Student Stories – Ella Muir, first year English student

The summer before my first term at Newnham, I would cycle down Sidgwick Avenue on my way into town and glance through Newnham’s windows. My family lives just outside Cambridge, so I indulged my excitement about starting at Newnham by imagining myself sitting in the window through which I could see the ceiling of the Yates Thompson library.

A few weeks ago, I cycled past Newnham for the first time since lockdown began. I now know that window to the Yates Thompson library as the place where I can nearly always find my friend Roshni reading at a wooden table, so it was strange to see nobody sitting there. Newnham looked beautiful sleeping in the sunlight, but the people that make it a living, working institution had dispersed.

Since moving back home, I have been trying to immerse myself in the Shakespeare term of my English degree.
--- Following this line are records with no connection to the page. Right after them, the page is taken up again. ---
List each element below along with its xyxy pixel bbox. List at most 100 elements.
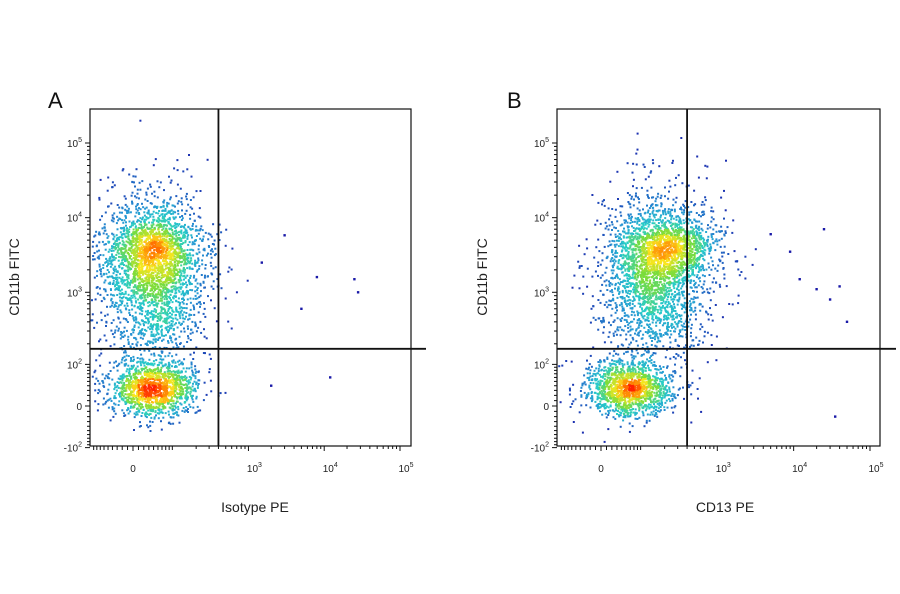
panel-a-event-dot: [147, 394, 150, 397]
panel-a-event-dot: [197, 326, 200, 329]
panel-a-event-dot: [189, 289, 192, 291]
panel-a-outlier-dot: [315, 275, 319, 279]
panel-a-event-dot: [154, 262, 157, 265]
panel-a-event-dot: [126, 368, 129, 371]
panel-b-event-dot: [672, 274, 675, 277]
panel-a-event-dot: [189, 308, 192, 311]
panel-a-event-dot: [119, 263, 122, 266]
panel-a-event-dot: [172, 242, 175, 244]
panel-a-event-dot: [127, 207, 130, 210]
panel-a-event-dot: [121, 240, 124, 243]
panel-a-event-dot: [168, 218, 171, 221]
panel-a-event-dot: [139, 247, 142, 250]
panel-a-event-dot: [126, 273, 129, 276]
panel-a-event-dot: [124, 351, 127, 354]
panel-a-event-dot: [117, 364, 120, 367]
panel-a-event-dot: [173, 377, 176, 380]
panel-a-event-dot: [191, 225, 194, 227]
panel-a-event-dot: [103, 334, 106, 337]
panel-a-event-dot: [189, 381, 192, 384]
panel-a-event-dot: [128, 401, 131, 404]
panel-a-event-dot: [190, 328, 193, 331]
panel-a-event-dot: [145, 261, 148, 264]
panel-b-event-dot: [674, 340, 677, 342]
panel-a-event-dot: [115, 288, 118, 290]
panel-a-event-dot: [133, 249, 136, 252]
panel-b-event-dot: [690, 309, 693, 312]
panel-a-event-dot: [111, 406, 114, 409]
panel-b-event-dot: [600, 321, 603, 324]
panel-a-event-dot: [147, 340, 150, 343]
panel-b-event-dot: [589, 354, 592, 357]
panel-a-event-dot: [175, 232, 178, 235]
panel-a-event-dot: [161, 213, 164, 216]
panel-a-event-dot: [148, 389, 151, 391]
panel-a-event-dot: [117, 305, 120, 308]
panel-a-event-dot: [106, 269, 109, 271]
panel-a-event-dot: [139, 275, 142, 278]
panel-a-event-dot: [193, 351, 195, 354]
panel-a-event-dot: [146, 282, 149, 285]
panel-a-event-dot: [210, 285, 213, 288]
panel-a-event-dot: [155, 324, 158, 327]
panel-a-event-dot: [115, 280, 118, 283]
panel-b-event-dot: [689, 384, 692, 387]
panel-a-event-dot: [132, 235, 135, 238]
panel-a-event-dot: [162, 283, 165, 285]
panel-a-event-dot: [176, 376, 179, 379]
panel-a-event-dot: [166, 234, 169, 237]
panel-a-event-dot: [163, 209, 166, 212]
panel-a-event-dot: [166, 393, 169, 395]
panel-a-event-dot: [172, 285, 175, 288]
panel-a-event-dot: [156, 412, 159, 415]
panel-b-event-dot: [639, 302, 641, 305]
panel-a-event-dot: [131, 200, 133, 203]
panel-a-event-dot: [115, 234, 118, 237]
panel-a-event-dot: [163, 189, 165, 192]
panel-a-event-dot: [184, 212, 187, 215]
panel-a-event-dot: [199, 284, 202, 287]
panel-a-event-dot: [162, 254, 165, 257]
panel-a-event-dot: [139, 372, 142, 375]
panel-a-y-tick-label: 103: [67, 286, 82, 299]
panel-a-event-dot: [120, 293, 123, 295]
panel-a-event-dot: [202, 352, 205, 354]
panel-a-event-dot: [155, 326, 158, 328]
panel-a-event-dot: [171, 360, 174, 363]
panel-a-event-dot: [164, 213, 166, 216]
panel-a-event-dot: [172, 272, 175, 275]
panel-a-event-dot: [138, 274, 141, 277]
panel-a-event-dot: [176, 260, 179, 263]
panel-b-event-dot: [679, 335, 682, 338]
panel-a-event-dot: [148, 293, 151, 296]
panel-a-event-dot: [116, 270, 119, 273]
panel-a-event-dot: [168, 321, 171, 324]
panel-b-event-dot: [573, 274, 576, 277]
panel-a-event-dot: [131, 263, 134, 266]
panel-a-event-dot: [115, 276, 118, 279]
panel-a-event-dot: [173, 287, 176, 290]
panel-a-event-dot: [156, 323, 159, 326]
panel-a-event-dot: [174, 405, 177, 408]
panel-a-event-dot: [134, 237, 137, 240]
panel-a-event-dot: [173, 408, 176, 411]
panel-a-event-dot: [153, 240, 156, 243]
panel-a-event-dot: [140, 353, 143, 356]
panel-a-event-dot: [147, 245, 150, 248]
panel-a-event-dot: [156, 251, 159, 254]
panel-a-event-dot: [121, 262, 124, 264]
panel-a-event-dot: [139, 307, 142, 310]
panel-a-event-dot: [202, 254, 204, 257]
panel-a-event-dot: [93, 252, 96, 254]
panel-b-event-dot: [706, 361, 709, 364]
panel-a-event-dot: [149, 246, 152, 249]
panel-a-event-dot: [159, 244, 162, 247]
panel-a-event-dot: [113, 336, 116, 339]
panel-a-event-dot: [144, 405, 147, 408]
panel-b-event-dot: [616, 265, 619, 268]
panel-a-event-dot: [124, 283, 127, 286]
panel-a-event-dot: [164, 224, 167, 227]
panel-a-event-dot: [174, 285, 177, 288]
panel-b-event-dot: [637, 291, 640, 293]
panel-a-event-dot: [93, 258, 96, 261]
I have never been more grateful for the filmed productions of Shakespeare plays that a Cambridge student can find online; watching and reading Shakespeare’s plays was the best distraction from the pandemic I could have asked for. It could never feel truly normal Skyping my DOS at 9am for supervisions, but thanks to her and my fellow Englings I think I have learned more this term than any other.

Along with my degree I’ve written a few reviews for the ADC’s Online season and helped with design for a digital play that was ‘staged’ online just yesterday. It’s no secret that the theatre industry is suffering badly from the pandemic, but judging by what I’ve seen this term, creativity is not. On the contrary, it’s blossoming; I have watched my peers put on radio play after radio play, and fellow Newnhamite Katrina Rose put together a whole musical in isolation. I don’t know how we’re going to go back to making theatre in Michaelmas, but the work produced this term gives me hope.

My mother has been sewing scrubs to donate to local surgeries and care homes, so in my spare time I’ve been making masks with the extra fabric. If it happens that we need to wear masks when we go back to Newnham at Michaelmas, I’m determined to become a one-woman mask machine – no one at Newnham will go unmasked under my watch.

I need to remind myself that none of this is normal, even though it seems natural now to stay inside or close to home, wary of other people. My family has been fortunate in that no one close to us has caught the virus, so the reality of the pandemic is easier to forget than it should be. Other aspects of reality elude me too; when I cycled past Newnham the other day, I felt the same wave of ‘do I really get to go there?’ disbelief that I felt the summer before I started. One thing I know for sure, though. Being away from Newnham has helped me realise the value and privilege of the friendship and education I found there. I owe a lot of hugs to a lot of people.